Bibliophilia

I enjoyed the Maximum Leader’s link on the book collecting habit. oth Mike and I are inveterate bibliophiles. My wife requires me to hand over my wallet before she lets me go into a used book store.

My wife and I live in a century-old two over two farmhouse. It is cramped and genteely collapsing around our family. But I love the dining room. The previous owners installed built-in bookcases around two entire walls. It houses almost half of my books and I love being able to pluck a book off the shelf for a quick ten minute read.

When Mike and I visited Seward’s house and Sagamore Hill, I returned and smugly told my wife that since both of these great men had bookcases in every room of the house, she should let me install a bookcase in every room of our house.

She looked at me, rolled her eyes and said “look around.”

We have a bookcase in every room of the house.

At the very least, I explain to Mrs. Smallholder, my vice runs to books and not booze, drugs, or hookers. She might sometimes think a crack whore addicition would be cheaper.

Even bookcases have an emotional claim on your Minister of Agriculture. My daughter’s bedroom has two bookcases; one made by her Maternal grandfather and the other built by a paternal great-grandfather from scrap wood left over at the Rockford Moose Club where he checked coats.

When my grandmother died and the family divided her furniture, we took a bed built by my great-great-great Uncle (who also helped build the benches for an important 1854 meeting in his hometown of Ripon, Wisconsin) and a cheap, mass-produced faux wood bookcase that my father gave her when he got back from Korea in 1954. My wife thinks this bookcase is ugly, and she is right. But it is a part of family history. Even if it had not been a reminder of Vater Smallholder’s overseas adventure, I would still remember it as the place where Grandma kept “Uncle Wiggly” books for the grandchildren.

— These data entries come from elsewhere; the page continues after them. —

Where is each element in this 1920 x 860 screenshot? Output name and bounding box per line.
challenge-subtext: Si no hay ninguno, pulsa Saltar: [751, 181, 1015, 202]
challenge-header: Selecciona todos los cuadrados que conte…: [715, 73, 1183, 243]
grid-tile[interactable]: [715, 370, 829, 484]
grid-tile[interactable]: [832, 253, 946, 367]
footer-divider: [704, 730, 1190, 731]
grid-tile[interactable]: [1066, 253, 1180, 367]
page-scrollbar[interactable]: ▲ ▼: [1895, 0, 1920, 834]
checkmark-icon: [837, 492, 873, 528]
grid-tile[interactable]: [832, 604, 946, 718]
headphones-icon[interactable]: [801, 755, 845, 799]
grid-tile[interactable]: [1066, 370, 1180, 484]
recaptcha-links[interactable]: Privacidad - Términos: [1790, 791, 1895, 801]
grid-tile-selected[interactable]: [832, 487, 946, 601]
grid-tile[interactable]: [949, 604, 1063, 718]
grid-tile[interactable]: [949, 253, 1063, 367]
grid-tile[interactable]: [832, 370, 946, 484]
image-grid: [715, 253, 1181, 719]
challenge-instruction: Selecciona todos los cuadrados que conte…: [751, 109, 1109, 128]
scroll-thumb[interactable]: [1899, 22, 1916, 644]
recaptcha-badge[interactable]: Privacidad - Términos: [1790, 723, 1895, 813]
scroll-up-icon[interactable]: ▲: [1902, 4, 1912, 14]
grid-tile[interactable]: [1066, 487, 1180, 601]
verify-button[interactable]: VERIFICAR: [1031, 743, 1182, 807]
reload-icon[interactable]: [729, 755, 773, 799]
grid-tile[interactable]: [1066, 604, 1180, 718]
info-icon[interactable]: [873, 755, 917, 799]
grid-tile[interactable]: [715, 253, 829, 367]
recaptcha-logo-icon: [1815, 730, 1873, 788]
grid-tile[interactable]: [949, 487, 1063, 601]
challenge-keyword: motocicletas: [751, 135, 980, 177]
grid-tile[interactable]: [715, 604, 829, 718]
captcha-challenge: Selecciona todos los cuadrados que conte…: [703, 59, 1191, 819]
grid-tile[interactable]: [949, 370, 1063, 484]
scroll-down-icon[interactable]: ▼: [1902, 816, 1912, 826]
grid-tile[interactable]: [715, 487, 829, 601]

The bedroom bookcases are mass-produced items; fiberboard white Walmart specials. They date to when my wife and I were in college and will probably be workhorses until we can afford something better - probably about when Jack finishes graduate school.

The Maximum Leader has a great collection of books AND some very nice bookcases. His skilled father-in-law handcrafted a couple of glorious, dark brown edifices. My favorite Maximum Leader bookcase isn’t handcrafted. It’s a mass-produced cheapo bookcase. Perhaps the Maximum Leader would like to tell the story of when someone broke into his apartment and, instead of robbing him, left a bookcase.